Segundo ele, o Brasil estava sendo conduzido por um novo governo de tipo revolucionário, que, como tal, seria fonte originária de uma nova legalidade. O novo poder era a origem mesma de uma nova legislação, não se subordinando a qualquer outra força ou posição constitucional. Ele se justificaria por si mesmo, bastando tão somente conferir-lhe um novo ordenamento jurídico.

O jurista tirou seu paletó, ocupou uma escrivaninha e ao amanhecer do outro dia o Ato Institucional n.º 1 estava redigido, com a colaboração de outro jurista, Carlos Medeiros Silva. O governo revolucionário passou a guiar-se por esse ato institucional e pelos outros atos que se seguiram.

O AI-5 foi ordenado e promulgado pelo mesmo general Costa e Silva, que nesse meio tempo se havia tornado presidente. O seu caráter “revolucionário”, de fonte geradora de uma nova legalidade, foi marcante. O habeas corpus foi suspenso para crimes considerados políticos, o presidente podia suspender o Congresso, o que logo foi feito, passando a legislar ele mesmo por decretos-leis, a censura prévia foi instaurada em jornais, revistas e outros meios de comunicação, o presidente podia intervir em Estados e municípios, entre outras medidas.

Logo, quando autoridades propõem um ato institucional para conter uma eventual – e imaginária – sublevação popular à maneira das manifestações de rua no Chile, eles estão “brincando” com uma ruptura institucional. Note-se que eles não defendem a manutenção da ordem por via constitucional, dado que nossa Carta Magna contempla instrumentos desse tipo, como a Garantia da Lei e da Ordem (GLO), o estado de sítio e o estado de defesa nacional. O primeiro, aliás, amplamente utilizado pelos governos anteriores na manutenção da ordem pública para combater a criminalidade, sendo o exemplo do Estado do Rio de Janeiro o mais conhecido. Observe-se ainda que todos eles, sobretudo os dois últimos, exigem trâmites constitucionais que pressupõem sua aprovação pelo Legislativo.

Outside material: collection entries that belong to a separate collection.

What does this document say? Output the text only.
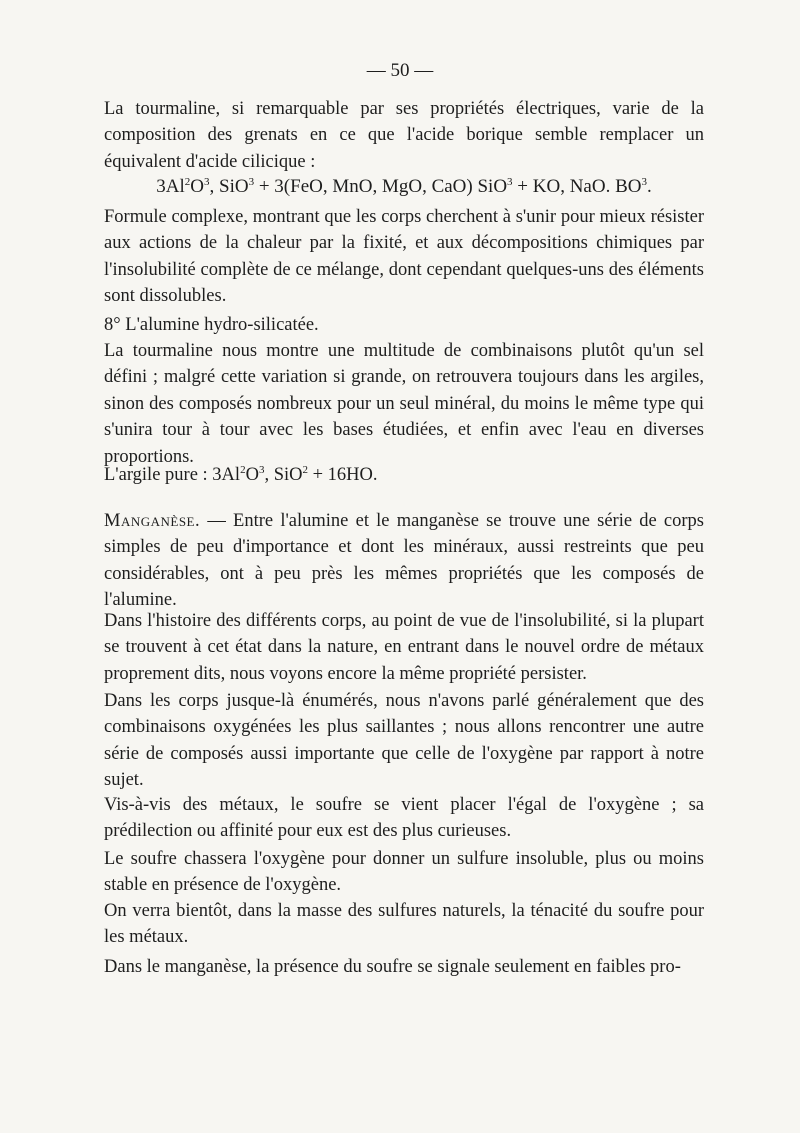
— 50 —
La tourmaline, si remarquable par ses propriétés électriques, varie de la composition des grenats en ce que l'acide borique semble remplacer un équivalent d'acide cilicique :
$3Al^2O^3$, SiO$^3$ + 3(FeO, MnO, MgO, CaO) SiO$^3$ + KO, NaO. $BO^3$.
Formule complexe, montrant que les corps cherchent à s'unir pour mieux résister aux actions de la chaleur par la fixité, et aux décompositions chimiques par l'insolubilité complète de ce mélange, dont cependant quelques-uns des éléments sont dissolubles.
8° L'alumine hydro-silicatée.
La tourmaline nous montre une multitude de combinaisons plutôt qu'un sel défini ; malgré cette variation si grande, on retrouvera toujours dans les argiles, sinon des composés nombreux pour un seul minéral, du moins le même type qui s'unira tour à tour avec les bases étudiées, et enfin avec l'eau en diverses proportions.
L'argile pure : $3Al^2O^3$, SiO$^2$ + 16HO.
Manganèse. — Entre l'alumine et le manganèse se trouve une série de corps simples de peu d'importance et dont les minéraux, aussi restreints que peu considérables, ont à peu près les mêmes propriétés que les composés de l'alumine.
Dans l'histoire des différents corps, au point de vue de l'insolubilité, si la plupart se trouvent à cet état dans la nature, en entrant dans le nouvel ordre de métaux proprement dits, nous voyons encore la même propriété persister.
Dans les corps jusque-là énumérés, nous n'avons parlé généralement que des combinaisons oxygénées les plus saillantes ; nous allons rencontrer une autre série de composés aussi importante que celle de l'oxygène par rapport à notre sujet.
Vis-à-vis des métaux, le soufre se vient placer l'égal de l'oxygène ; sa prédilection ou affinité pour eux est des plus curieuses.
Le soufre chassera l'oxygène pour donner un sulfure insoluble, plus ou moins stable en présence de l'oxygène.
On verra bientôt, dans la masse des sulfures naturels, la ténacité du soufre pour les métaux.
Dans le manganèse, la présence du soufre se signale seulement en faibles pro-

Consequentemente, a pergunta que se coloca é quem assumiria o poder gerador de novas leis, o da nova legalidade. As Forças Armadas têm mantido rigorosa postura constitucional, defendendo a democracia em nosso país. Não há nenhuma sinalização anunciando uma nova atitude. O seu desempenho é estritamente profissional, elas têm sido exemplares na defesa das instituições republicanas. Se não são elas candidatas a artífices da nova “revolução”, só sobrariam os que defendem a tal de “revolução cultural”, o círculo mais próximo do presidente. Isto é, o País passaria a ser governado pela ala ideológica do governo, fazendo tábula rasa do Congresso, das oposições, da liberdade de imprensa, concentrando todo o poder no Executivo e em seu grupo dominante.

A reação a tais declarações foi de tal monta que um recuo imediatamente se fez necessário. Não por virtude, mas pela pequena adesão suscitada, confinada aos núcleos digitais do bolsonarismo. Sem apoio, evidentemente, nenhum “ato institucional” seria possível, nem na opinião pública, nem na ação dos militares. Na verdade, foi um tiro no pé, expondo o vigor das instituições democráticas em nosso país.

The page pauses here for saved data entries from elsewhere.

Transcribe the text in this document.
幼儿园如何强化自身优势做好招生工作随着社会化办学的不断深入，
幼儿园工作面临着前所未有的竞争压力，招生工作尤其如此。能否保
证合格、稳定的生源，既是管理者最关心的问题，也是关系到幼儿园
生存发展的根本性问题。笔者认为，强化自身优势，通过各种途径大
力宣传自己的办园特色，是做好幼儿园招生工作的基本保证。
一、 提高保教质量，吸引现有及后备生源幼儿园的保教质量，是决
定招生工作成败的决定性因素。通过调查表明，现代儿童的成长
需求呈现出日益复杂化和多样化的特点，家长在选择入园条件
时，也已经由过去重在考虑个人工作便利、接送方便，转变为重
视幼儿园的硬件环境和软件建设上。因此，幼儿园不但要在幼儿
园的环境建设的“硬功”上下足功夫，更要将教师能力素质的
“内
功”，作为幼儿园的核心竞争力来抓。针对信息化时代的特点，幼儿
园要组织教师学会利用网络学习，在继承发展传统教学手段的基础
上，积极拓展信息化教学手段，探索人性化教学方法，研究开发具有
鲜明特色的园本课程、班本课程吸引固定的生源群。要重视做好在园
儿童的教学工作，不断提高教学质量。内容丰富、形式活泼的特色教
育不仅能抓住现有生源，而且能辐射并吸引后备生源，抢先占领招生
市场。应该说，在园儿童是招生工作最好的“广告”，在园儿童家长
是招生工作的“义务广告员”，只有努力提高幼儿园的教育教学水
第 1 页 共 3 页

O problema, porém, persiste. O mesmo governo que alberga posições radicais e antidemocráticas desse tipo é o que apresenta um arrojado programa de reforma do Estado mediante várias propostas de emenda constitucional e projetos de lei, trazendo à tona uma agenda liberal. Questões centrais são trazidas à discussão, sem medo das patrulhas ideológicas da esquerda. Se tudo o que está sendo proposto for aprovado pelo Congresso, estaríamos diante de uma verdadeira “revolução”, ao reconfigurar as relações entre a intervenção estatal e a economia baseada em relações concorrenciais, e não de “compadrio”.

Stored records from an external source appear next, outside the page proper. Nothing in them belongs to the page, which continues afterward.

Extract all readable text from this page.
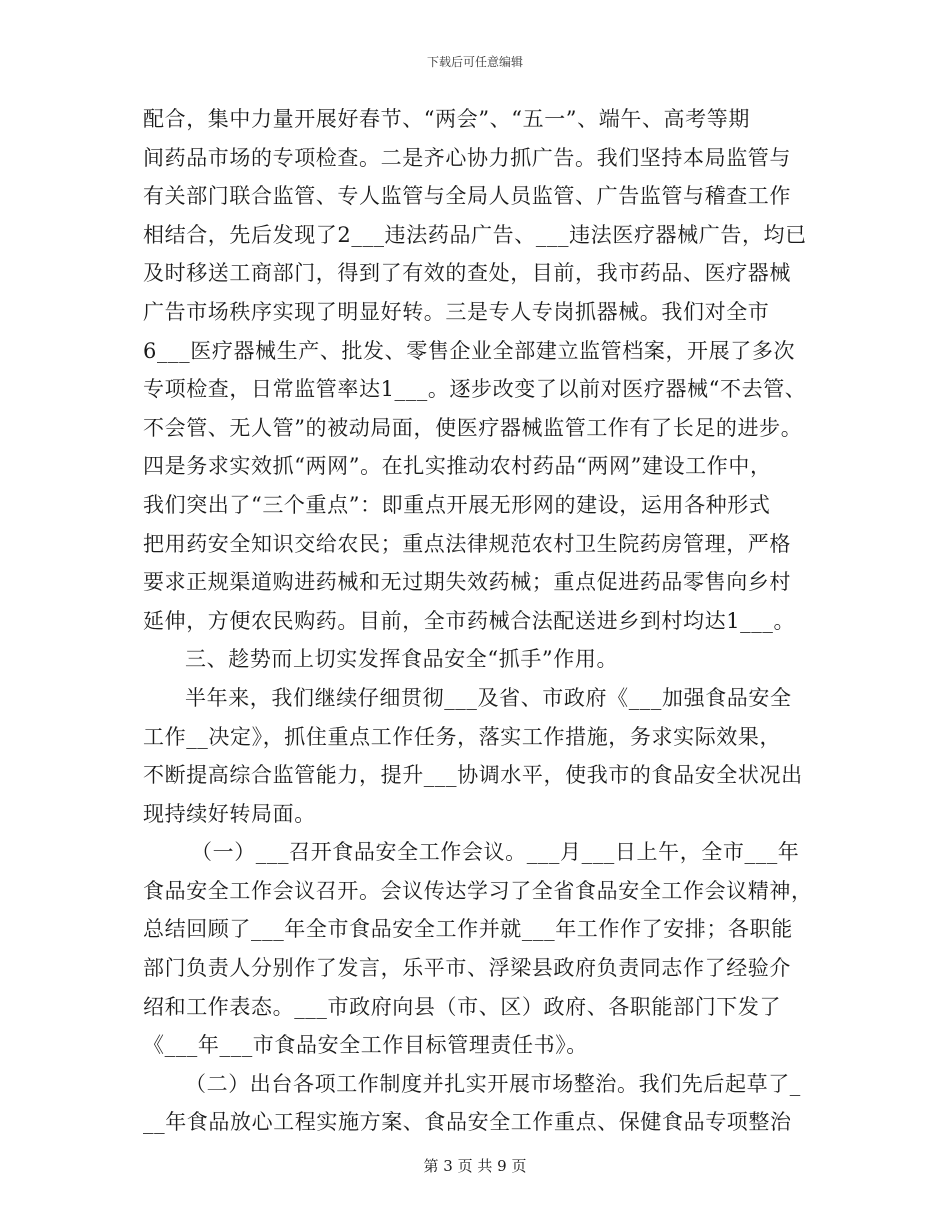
下载后可任意编辑
配合，集中力量开展好春节、“两会”、“五一”、端午、高考等期
间药品市场的专项检查。二是齐心协力抓广告。我们坚持本局监管与
有关部门联合监管、专人监管与全局人员监管、广告监管与稽查工作
相结合，先后发现了2___违法药品广告、___违法医疗器械广告，均已
及时移送工商部门，得到了有效的查处，目前，我市药品、医疗器械
广告市场秩序实现了明显好转。三是专人专岗抓器械。我们对全市
6___医疗器械生产、批发、零售企业全部建立监管档案，开展了多次
专项检查，日常监管率达1___。逐步改变了以前对医疗器械“不去管、
不会管、无人管”的被动局面，使医疗器械监管工作有了长足的进步。
四是务求实效抓“两网”。在扎实推动农村药品“两网”建设工作中，
我们突出了“三个重点”：即重点开展无形网的建设，运用各种形式
把用药安全知识交给农民；重点法律规范农村卫生院药房管理，严格
要求正规渠道购进药械和无过期失效药械；重点促进药品零售向乡村
延伸，方便农民购药。目前，全市药械合法配送进乡到村均达1___。
三、趁势而上切实发挥食品安全“抓手”作用。
半年来，我们继续仔细贯彻___及省、市政府《___加强食品安全
工作__决定》，抓住重点工作任务，落实工作措施，务求实际效果，
不断提高综合监管能力，提升___协调水平，使我市的食品安全状况出
现持续好转局面。
（一）___召开食品安全工作会议。___月___日上午，全市___年
食品安全工作会议召开。会议传达学习了全省食品安全工作会议精神，
总结回顾了___年全市食品安全工作并就___年工作作了安排；各职能
部门负责人分别作了发言，乐平市、浮梁县政府负责同志作了经验介
绍和工作表态。___市政府向县（市、区）政府、各职能部门下发了
《___年___市食品安全工作目标管理责任书》。
（二）出台各项工作制度并扎实开展市场整治。我们先后起草了_
__年食品放心工程实施方案、食品安全工作重点、保健食品专项整治
第 3 页 共 9 页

O risco, porém, consiste em que a “revolução cultural” pode terminar por contaminar as transformações liberais. Em muito ajudaria o País o presidente Bolsonaro tomar uma decisão, posicionando-se firmemente pelas transformações econômicas e pelo redesenho do Estado, imprescindíveis para todos os cidadãos. A permanência da tensão entre ambas só ajuda os que pretendem manter o status quo.